We are entering the last few days of the campaign season, and soon, 65-million-plus registered voters will cast their votes on May 9, 2022. From today until election day, crowds will be thicker with different campaign sorties of national and local candidates. All these activities will culminate in a grand miting de avance — a show of force, a statement of strength, and a projection of winnability.  

But before each one of us plans where we want to spend the next few days, we have to remember that we are still, technically, in a pandemic. If we want to join campaign sorties or attend a miting de avance, health protocols must still be observed even though there is no one who will remind us to wear a mask or to sanitize our hands. The challenging part here, however, is the reality that physical distancing is impossible to follow. So for those who are vulnerable to Covid or have comorbidities, it would be better to stay at home and show support to your candidate on the ballot instead.  

This concern was highlighted by Interior and Local Government Secretary Eduardo Año when he called on officials, community leaders, organizers, and business establishments to help enforce health protocols to prevent the rise of new Covid-19 cases amid the loosened restrictions and campaign-related mass gatherings.

“The police will once again strictly enforce the minimum public health standards. We are calling on the LGUs to assist in the implementation,” Año said, noting that there are reports of difficulties in maintaining crowd control during events related to various political campaigns.    

Aside from the campaigns, the DILG chief also assured the public of the readiness of the entire police force to face its biggest challenge on May 9, as at least 60 million voters are expected to go out, troop to polling stations, and line up in classrooms, gymnasiums, or public centers. He stressed the importance of strictly implementing health protocols to prevent the spread of the virus.

The President also supported Año’s recommendations after being informed of OCTA Research’s warning that the country might record 5,000 to 10,000 Covid-19 cases daily if the new Omicron sub-variants enter the country and we are once again caught off guard. 

The President reiterated to the public to wear masks at all times, practice proper handwashing, and, if possible, to keep their distance from other voters on election day.

“There may be some crowding again (in) small spaces, especially in schools. Better remember when you go to the precincts, kindly tell yourself that you have to remember the things that the government wants you to follow. So that we won’t have too much trouble and we could prevent another surge,” the President said. 

It is crucial, Duterte added, for Filipinos not to be complacent and follow the government’s policies as Covid-19 is “here to stay.”  “It has nothing to do with elections or whatever. It has something to do with the well-being of our nation.” 
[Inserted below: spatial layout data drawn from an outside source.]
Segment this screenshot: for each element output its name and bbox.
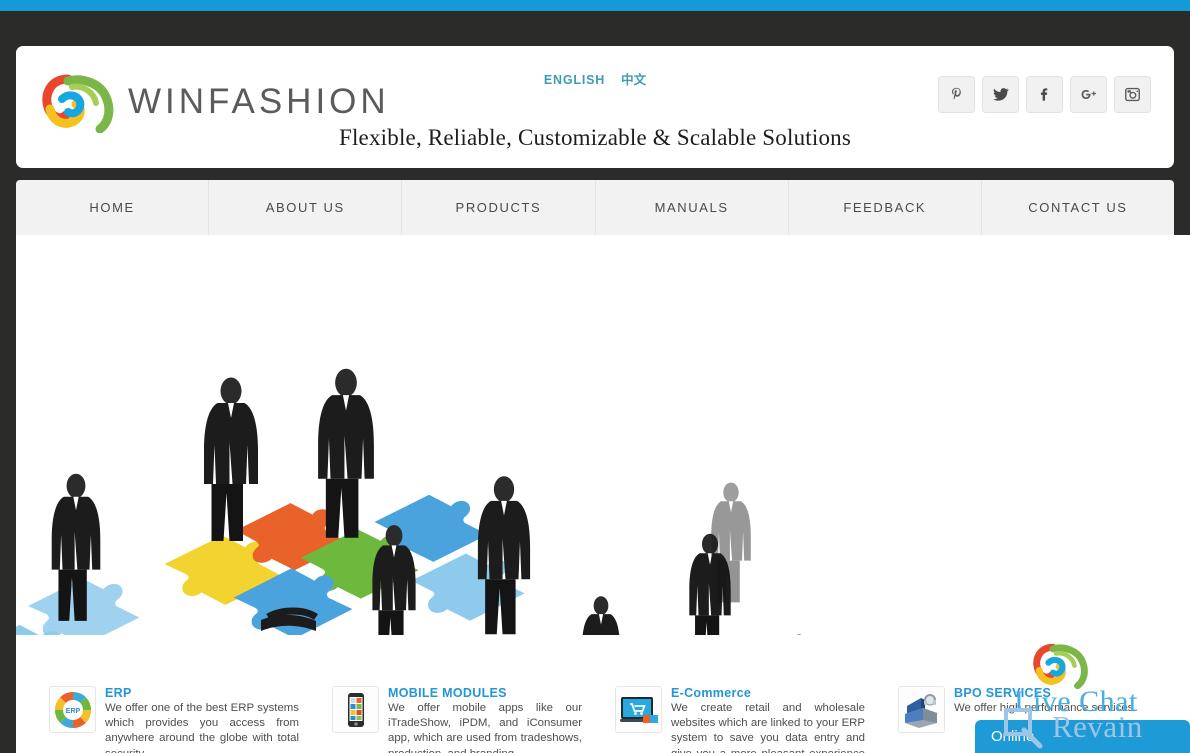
smartphone-icon — [332, 686, 379, 733]
chat-status-label: Online — [991, 728, 1035, 745]
service-description: We offer mobile apps like our iTradeShow… — [388, 702, 582, 753]
erp-color-wheel-icon: ERP — [49, 686, 96, 733]
service-card-erp[interactable]: ERP ERP We offer one of the best ERP sys… — [16, 675, 299, 753]
monitor-shopping-cart-icon — [615, 686, 662, 733]
top-accent-bar — [0, 0, 1190, 11]
service-card-mobile-modules[interactable]: MOBILE MODULES We offer mobile apps like… — [299, 675, 582, 753]
instagram-icon[interactable] — [1114, 76, 1151, 113]
main-navigation: HOME ABOUT US PRODUCTS MANUALS FEEDBACK … — [16, 180, 1174, 235]
facebook-icon[interactable] — [1026, 76, 1063, 113]
nav-item-contact-us[interactable]: CONTACT US — [982, 180, 1174, 235]
nav-item-products[interactable]: PRODUCTS — [402, 180, 596, 235]
nav-item-home[interactable]: HOME — [16, 180, 210, 235]
service-title: ERP — [105, 686, 132, 700]
twitter-icon[interactable] — [982, 76, 1019, 113]
hero-puzzle-businessmen-image — [16, 235, 916, 675]
site-header: WINFASHION ENGLISH 中文 Flexible, Reliable,… — [16, 46, 1174, 168]
pinterest-icon[interactable] — [938, 76, 975, 113]
live-chat-title: Live Chat — [1014, 685, 1138, 718]
service-card-e-commerce[interactable]: E-Commerce We create retail and wholesal… — [582, 675, 865, 753]
nav-item-manuals[interactable]: MANUALS — [596, 180, 789, 235]
language-chinese[interactable]: 中文 — [621, 74, 646, 87]
service-description: We create retail and wholesale websites … — [671, 702, 865, 753]
hero-banner[interactable] — [16, 235, 1190, 675]
brand-name: WINFASHION — [128, 82, 390, 121]
chat-status-bar[interactable]: Online — [975, 720, 1190, 753]
site-tagline: Flexible, Reliable, Customizable & Scala… — [338, 125, 852, 150]
nav-item-feedback[interactable]: FEEDBACK — [789, 180, 982, 235]
server-headset-icon — [898, 686, 945, 733]
service-title: E-Commerce — [671, 686, 752, 700]
winfashion-swirl-logo-icon — [1030, 640, 1096, 690]
live-chat-widget[interactable]: Live Chat Online — [962, 640, 1190, 753]
service-description: We offer one of the best ERP systems whi… — [105, 702, 299, 753]
nav-item-about-us[interactable]: ABOUT US — [209, 180, 403, 235]
social-links — [938, 76, 1151, 113]
svg-text:ERP: ERP — [65, 708, 80, 715]
service-title: MOBILE MODULES — [388, 686, 507, 700]
google-plus-icon[interactable] — [1070, 76, 1107, 113]
language-english[interactable]: ENGLISH — [544, 74, 605, 87]
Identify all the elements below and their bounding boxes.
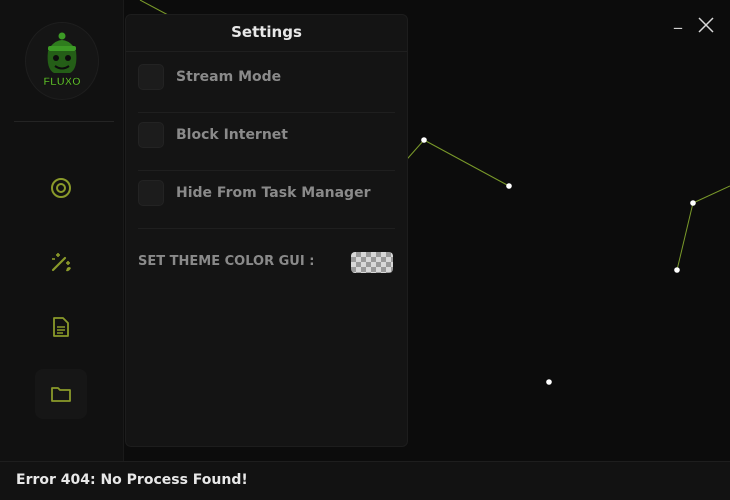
option-stream-mode[interactable]: Stream Mode (138, 63, 281, 91)
document-icon (53, 317, 69, 337)
nav-item-magic[interactable] (35, 237, 87, 287)
divider (138, 112, 395, 113)
minimize-label: _ (674, 10, 682, 29)
hide-task-manager-label: Hide From Task Manager (176, 185, 371, 201)
option-hide-task-manager[interactable]: Hide From Task Manager (138, 179, 370, 207)
settings-title: Settings (126, 15, 407, 52)
close-icon (698, 17, 714, 33)
app-window: FLUXO Settings Stream Mode Block Interne… (0, 0, 730, 500)
option-block-internet[interactable]: Block Internet (138, 121, 288, 149)
status-text: Error 404: No Process Found! (16, 472, 248, 488)
block-internet-checkbox[interactable] (138, 122, 164, 148)
minimize-button[interactable]: _ (671, 10, 693, 34)
hide-task-manager-checkbox[interactable] (138, 180, 164, 206)
stream-mode-label: Stream Mode (176, 69, 282, 85)
close-button[interactable] (697, 16, 719, 38)
gorilla-logo-icon: FLUXO (43, 32, 81, 88)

The President concluded his address to the nation by asking the public to “stop being smart alecks and listen to experts.” “You have to listen to our medical professionals, our scientists. They know what they’re doing. Let’s not act like we know better,” he said.  

Indeed, this is the timely reminder that we are still in a pandemic and the only way to retain any freedom that we are experiencing now is to just follow the simple health protocols. Trust our health experts when they say that we could not risk another virus surge; trust our economic managers when they say that we could not survive another nationwide lockdown.